Unfortunately, the design is the let-down. The use of neon colours is painful, and the icons, while definitely "flatter", are confusingly inconsistent. Ian Storm Taylor has a great breakdown here. The good news is that many of these problems can be corrected before iOS 7 is released to the public in September, although it may be too late to change the colour palette as this has already been released to the developers as a design guide.

Possibly the biggest new feature is Control Center. Swiping up from any screen, including the lock-screen, brings up one-tap access to to do things like switch to Airplane mode, turn Wi-Fi on or off, or adjust the brightness of your display. This has been a much requested feature, and while Android fans may denounce it, the implementation is far better than on any Android device I have seen.

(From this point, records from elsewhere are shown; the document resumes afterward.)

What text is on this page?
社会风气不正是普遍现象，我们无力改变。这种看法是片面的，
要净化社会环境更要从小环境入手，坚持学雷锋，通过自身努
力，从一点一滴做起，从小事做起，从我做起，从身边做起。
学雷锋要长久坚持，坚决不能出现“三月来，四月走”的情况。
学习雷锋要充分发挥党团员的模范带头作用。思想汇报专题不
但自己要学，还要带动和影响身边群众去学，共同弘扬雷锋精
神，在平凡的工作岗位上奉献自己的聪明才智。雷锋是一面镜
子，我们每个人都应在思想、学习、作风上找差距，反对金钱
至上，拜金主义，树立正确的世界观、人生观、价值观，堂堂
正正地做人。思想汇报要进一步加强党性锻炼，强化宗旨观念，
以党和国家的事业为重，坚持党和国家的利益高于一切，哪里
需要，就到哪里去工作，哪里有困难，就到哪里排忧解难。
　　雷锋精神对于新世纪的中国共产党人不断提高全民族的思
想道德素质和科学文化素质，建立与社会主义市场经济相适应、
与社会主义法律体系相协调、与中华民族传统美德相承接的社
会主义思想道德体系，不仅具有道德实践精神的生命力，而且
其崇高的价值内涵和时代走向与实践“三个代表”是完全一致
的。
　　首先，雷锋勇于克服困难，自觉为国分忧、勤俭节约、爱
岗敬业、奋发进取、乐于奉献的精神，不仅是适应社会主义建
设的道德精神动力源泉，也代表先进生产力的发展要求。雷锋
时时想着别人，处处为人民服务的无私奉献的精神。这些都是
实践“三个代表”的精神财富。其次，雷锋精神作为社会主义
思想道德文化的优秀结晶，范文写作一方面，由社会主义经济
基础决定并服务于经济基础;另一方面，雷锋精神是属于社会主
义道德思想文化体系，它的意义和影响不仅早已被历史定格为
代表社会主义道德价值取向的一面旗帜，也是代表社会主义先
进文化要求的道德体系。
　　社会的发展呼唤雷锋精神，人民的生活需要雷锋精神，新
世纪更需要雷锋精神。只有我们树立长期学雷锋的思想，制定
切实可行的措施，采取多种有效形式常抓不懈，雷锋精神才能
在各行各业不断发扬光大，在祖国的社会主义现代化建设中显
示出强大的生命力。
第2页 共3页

The update to Notification Center also now includes access from the lock-screen, and adds a "Today" tab that is somewhat familiar to Google Now. It will be interesting to see what functionality Apple adds.

Multitasking is another big change. Visually, there are now preview screens of each app, and to quit them you just swipe it up. However, the bigger change is that iOS 7 now updates your apps in the background, based on your usage. Gone, hopefully, are the days of waiting for Twitter or Facebook to refresh each time you open it. Apple claim they can schedule these updates intelligently, so as not to unnecessarily drain your battery.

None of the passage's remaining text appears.